In an email statement in response to a request from the News on Tuesday night, School District Superintendent Mario Basora wrote:

“I want to thank the Yellow Springs Schools community for coming out and voting on this important levy. We are grateful for all of the volunteers who gave countless hours to help organize the campaign effort. Their hard work making phone calls, going door to door, distributing yard signs, hosting discussions in their homes and writing letters in the media was critical to getting information out to voters.

“I also want to thanks the leaders of the campaign, TJ Turner, Matt Grushon and Jalana Lazar, for their hard work and dedication through a long campaign process.

“Numerous individual and business donors contributed to the campaign and we are thankful for their contributions.

“Despite our best efforts, the school levy failed to garner enough support from our community. This is a disappointing loss for our students. Our School board and administrative team will need to take some time over the next few weeks to reflect and consider our options moving forward.

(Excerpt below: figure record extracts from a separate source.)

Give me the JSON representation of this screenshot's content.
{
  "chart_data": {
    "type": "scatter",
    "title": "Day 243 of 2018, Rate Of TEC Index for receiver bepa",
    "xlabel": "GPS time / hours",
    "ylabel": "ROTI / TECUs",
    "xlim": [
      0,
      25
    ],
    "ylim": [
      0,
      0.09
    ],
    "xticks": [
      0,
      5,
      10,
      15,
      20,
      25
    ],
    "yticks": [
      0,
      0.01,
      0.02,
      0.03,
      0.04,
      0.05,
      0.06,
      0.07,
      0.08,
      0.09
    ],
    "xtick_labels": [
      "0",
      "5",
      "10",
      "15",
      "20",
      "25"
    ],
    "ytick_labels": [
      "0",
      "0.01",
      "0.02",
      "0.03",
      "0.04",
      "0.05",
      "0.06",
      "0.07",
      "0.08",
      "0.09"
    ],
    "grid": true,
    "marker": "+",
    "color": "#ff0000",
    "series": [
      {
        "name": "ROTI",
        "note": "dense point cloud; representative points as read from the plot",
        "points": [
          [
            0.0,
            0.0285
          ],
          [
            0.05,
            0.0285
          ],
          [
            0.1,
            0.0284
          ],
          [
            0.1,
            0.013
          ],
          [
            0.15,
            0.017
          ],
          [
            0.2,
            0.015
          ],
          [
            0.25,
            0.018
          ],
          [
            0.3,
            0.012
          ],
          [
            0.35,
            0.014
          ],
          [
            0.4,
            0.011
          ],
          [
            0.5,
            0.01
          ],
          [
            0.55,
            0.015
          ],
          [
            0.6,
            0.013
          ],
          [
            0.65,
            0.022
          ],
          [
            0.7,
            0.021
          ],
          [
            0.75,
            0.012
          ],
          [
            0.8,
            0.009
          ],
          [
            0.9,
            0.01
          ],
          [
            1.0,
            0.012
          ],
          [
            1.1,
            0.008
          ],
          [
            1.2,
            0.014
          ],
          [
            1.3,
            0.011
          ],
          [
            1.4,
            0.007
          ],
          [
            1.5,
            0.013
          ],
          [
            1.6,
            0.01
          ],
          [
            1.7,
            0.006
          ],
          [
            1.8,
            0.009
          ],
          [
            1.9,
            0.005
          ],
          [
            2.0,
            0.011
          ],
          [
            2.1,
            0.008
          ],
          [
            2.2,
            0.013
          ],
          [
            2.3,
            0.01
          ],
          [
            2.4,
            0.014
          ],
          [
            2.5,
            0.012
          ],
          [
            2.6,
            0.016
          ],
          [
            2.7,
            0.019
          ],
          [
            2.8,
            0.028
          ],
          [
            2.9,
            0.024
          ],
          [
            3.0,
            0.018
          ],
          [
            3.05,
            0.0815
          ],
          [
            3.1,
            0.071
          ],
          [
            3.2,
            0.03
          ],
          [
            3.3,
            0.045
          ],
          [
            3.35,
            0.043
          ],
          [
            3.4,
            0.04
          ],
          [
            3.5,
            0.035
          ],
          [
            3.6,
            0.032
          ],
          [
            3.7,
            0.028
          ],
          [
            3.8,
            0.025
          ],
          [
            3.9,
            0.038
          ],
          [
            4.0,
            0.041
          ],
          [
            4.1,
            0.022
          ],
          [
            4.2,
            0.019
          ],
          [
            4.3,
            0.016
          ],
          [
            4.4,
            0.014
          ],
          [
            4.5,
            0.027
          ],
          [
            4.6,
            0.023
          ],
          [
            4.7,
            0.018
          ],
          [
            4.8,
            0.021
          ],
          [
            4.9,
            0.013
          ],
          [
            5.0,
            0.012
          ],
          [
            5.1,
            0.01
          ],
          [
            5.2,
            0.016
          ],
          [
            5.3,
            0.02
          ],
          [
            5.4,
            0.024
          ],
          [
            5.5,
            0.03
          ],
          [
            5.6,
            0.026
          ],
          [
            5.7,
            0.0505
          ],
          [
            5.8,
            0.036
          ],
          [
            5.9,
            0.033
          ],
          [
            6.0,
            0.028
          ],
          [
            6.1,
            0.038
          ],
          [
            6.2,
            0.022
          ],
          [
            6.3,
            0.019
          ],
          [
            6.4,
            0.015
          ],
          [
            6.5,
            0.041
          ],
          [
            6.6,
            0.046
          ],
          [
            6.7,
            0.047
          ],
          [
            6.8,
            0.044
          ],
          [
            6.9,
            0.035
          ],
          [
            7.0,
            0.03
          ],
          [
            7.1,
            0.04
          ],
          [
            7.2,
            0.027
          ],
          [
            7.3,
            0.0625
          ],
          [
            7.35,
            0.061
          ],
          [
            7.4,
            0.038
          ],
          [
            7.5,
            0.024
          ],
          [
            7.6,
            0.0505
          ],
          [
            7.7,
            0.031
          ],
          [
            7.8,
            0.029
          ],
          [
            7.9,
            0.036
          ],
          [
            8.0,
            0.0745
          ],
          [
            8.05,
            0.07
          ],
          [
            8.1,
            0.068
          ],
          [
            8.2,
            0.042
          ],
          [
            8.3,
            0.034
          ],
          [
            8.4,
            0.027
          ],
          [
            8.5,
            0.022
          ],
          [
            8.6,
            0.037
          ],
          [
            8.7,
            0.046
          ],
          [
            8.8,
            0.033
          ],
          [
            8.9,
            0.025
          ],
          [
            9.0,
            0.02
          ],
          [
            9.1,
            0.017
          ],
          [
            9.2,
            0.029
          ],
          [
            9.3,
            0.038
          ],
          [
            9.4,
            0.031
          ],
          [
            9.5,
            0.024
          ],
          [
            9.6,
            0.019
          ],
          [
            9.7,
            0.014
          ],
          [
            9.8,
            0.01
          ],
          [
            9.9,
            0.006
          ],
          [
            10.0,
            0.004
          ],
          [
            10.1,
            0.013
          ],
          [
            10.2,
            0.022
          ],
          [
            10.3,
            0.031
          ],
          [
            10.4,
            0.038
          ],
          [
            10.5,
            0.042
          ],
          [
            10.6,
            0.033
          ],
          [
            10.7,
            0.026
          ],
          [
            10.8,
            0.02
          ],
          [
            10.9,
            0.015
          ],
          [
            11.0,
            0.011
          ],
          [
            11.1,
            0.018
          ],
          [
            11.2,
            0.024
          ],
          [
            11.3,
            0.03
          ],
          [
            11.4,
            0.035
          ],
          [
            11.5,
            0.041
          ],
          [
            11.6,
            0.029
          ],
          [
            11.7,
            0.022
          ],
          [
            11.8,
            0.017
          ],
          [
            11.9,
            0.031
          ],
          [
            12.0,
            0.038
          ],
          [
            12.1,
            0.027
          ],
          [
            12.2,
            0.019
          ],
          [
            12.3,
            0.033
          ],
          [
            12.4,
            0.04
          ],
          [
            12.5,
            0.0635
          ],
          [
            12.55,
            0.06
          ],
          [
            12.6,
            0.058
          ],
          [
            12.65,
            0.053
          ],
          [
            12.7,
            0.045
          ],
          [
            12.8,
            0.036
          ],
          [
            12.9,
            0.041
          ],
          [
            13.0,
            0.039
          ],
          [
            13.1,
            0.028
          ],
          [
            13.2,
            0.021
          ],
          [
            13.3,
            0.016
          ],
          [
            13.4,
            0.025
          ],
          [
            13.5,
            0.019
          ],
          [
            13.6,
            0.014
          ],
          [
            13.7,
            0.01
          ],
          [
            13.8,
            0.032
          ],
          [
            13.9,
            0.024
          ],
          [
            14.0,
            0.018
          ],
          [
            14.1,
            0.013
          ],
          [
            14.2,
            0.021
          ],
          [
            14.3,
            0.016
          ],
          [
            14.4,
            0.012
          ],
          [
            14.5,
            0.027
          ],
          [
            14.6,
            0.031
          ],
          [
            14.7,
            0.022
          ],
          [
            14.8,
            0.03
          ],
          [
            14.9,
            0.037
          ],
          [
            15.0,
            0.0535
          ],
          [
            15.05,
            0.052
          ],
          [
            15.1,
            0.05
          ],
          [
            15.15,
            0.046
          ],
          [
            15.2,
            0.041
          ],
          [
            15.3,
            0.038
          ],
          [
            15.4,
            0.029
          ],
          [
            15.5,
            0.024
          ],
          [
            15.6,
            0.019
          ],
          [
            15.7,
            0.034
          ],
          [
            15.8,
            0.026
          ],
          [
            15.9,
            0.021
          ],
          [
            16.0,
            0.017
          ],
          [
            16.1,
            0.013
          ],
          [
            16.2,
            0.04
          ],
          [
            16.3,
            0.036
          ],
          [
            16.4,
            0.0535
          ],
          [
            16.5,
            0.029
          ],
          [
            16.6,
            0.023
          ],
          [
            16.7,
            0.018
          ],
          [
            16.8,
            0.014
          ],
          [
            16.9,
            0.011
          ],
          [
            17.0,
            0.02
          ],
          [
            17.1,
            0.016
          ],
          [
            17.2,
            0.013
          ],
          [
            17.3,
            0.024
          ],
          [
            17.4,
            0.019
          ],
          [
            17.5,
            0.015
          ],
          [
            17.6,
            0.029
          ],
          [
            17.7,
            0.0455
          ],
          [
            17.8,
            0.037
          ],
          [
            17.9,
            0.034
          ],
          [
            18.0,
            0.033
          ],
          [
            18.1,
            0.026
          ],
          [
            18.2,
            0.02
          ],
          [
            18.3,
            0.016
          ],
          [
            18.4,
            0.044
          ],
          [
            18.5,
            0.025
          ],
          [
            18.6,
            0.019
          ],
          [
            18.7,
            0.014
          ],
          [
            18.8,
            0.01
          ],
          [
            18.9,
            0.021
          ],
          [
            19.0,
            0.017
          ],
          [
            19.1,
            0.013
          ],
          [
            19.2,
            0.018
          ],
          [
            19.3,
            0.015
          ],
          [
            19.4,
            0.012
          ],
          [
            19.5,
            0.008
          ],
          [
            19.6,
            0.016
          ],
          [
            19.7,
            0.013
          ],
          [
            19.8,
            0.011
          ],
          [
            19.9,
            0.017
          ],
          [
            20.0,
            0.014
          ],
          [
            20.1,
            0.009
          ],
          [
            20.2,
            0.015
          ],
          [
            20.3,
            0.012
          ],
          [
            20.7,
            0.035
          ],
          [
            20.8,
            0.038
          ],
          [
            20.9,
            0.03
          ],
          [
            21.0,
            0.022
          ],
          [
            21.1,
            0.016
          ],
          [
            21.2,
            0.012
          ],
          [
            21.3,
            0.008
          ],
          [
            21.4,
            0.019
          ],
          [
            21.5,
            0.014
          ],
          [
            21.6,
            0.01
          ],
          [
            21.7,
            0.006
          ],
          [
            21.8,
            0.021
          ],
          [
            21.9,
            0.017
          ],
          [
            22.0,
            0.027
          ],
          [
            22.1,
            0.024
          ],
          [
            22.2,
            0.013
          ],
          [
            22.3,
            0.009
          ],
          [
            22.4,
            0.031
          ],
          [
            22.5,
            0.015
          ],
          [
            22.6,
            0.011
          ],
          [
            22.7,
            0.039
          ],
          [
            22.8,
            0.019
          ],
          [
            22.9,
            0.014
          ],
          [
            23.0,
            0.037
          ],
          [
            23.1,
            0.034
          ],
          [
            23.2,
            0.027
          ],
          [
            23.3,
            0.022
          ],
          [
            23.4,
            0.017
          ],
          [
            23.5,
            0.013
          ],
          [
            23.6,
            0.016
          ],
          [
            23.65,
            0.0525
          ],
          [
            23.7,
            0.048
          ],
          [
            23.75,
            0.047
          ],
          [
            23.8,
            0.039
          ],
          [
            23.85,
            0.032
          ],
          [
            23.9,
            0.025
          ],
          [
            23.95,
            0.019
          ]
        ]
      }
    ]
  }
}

Thanks again to the community for voting and taking the time to engage in this important issue.”

Third levy loss in village history

This levy defeat was only the third time in local history that a school levy has been voted down, and this levy lost by the widest margin.

Most recently, in 1990 voters rejected the 1 percent income tax for schools, which went down by a 60-40 margin, according to News archives. That tax eventually passed in 2001.

The only other levy that failed locally was in 1965, when voters rejected a 10-mill property tax levy by a margin of 63 percent to 37 percent of voters. Then over the next decade, several smaller levies were passed until 10 mills were approved.

Precinct breakdown

The vote against the levy was strongest in the historic northern and western sections of town and in Miami Township just outside of Yellow Springs. Levy support was strongest in the newer, southern part of town.

Here are the voting breakdowns per precinct from the unofficial results compiled by the Greene County Board of Elections. Precinct 440 is the northern segment of the village, 441 the western section, and 442 is the historic center of town. Precinct 443 is the southern, newer section of town.

Precinct 440: for the levy, 155 votes, or 29.3 percent, out of 885 registered voters; against, 374 votes, or 70 percent.

Precinct 441: for the levy, 109 votes, or 30.7 percent, out of 746 voters; against, 246 votes, or 69.3 percent.

Precinct 442: for the levy, 144 votes, or 37.4 percent, out of 879 voters; against, 241 votes, or 62.6 percent.

Precinct 443: for the levy, 220 votes, or 47.6 percent, out of 789 voters; against, 242 votes, or 52.38 percent.

Precinct 455 (Miami Township): for the levy, 7 votes, or 24.1 percent (out of 48 registered voters); against, 22 votes, or 75.8 percent. 

Precinct 456 (Miami Township); for the levy, 93 votes, or 34 percent, out of 517 registered voters; against, 180 votes, or 65.9 percent.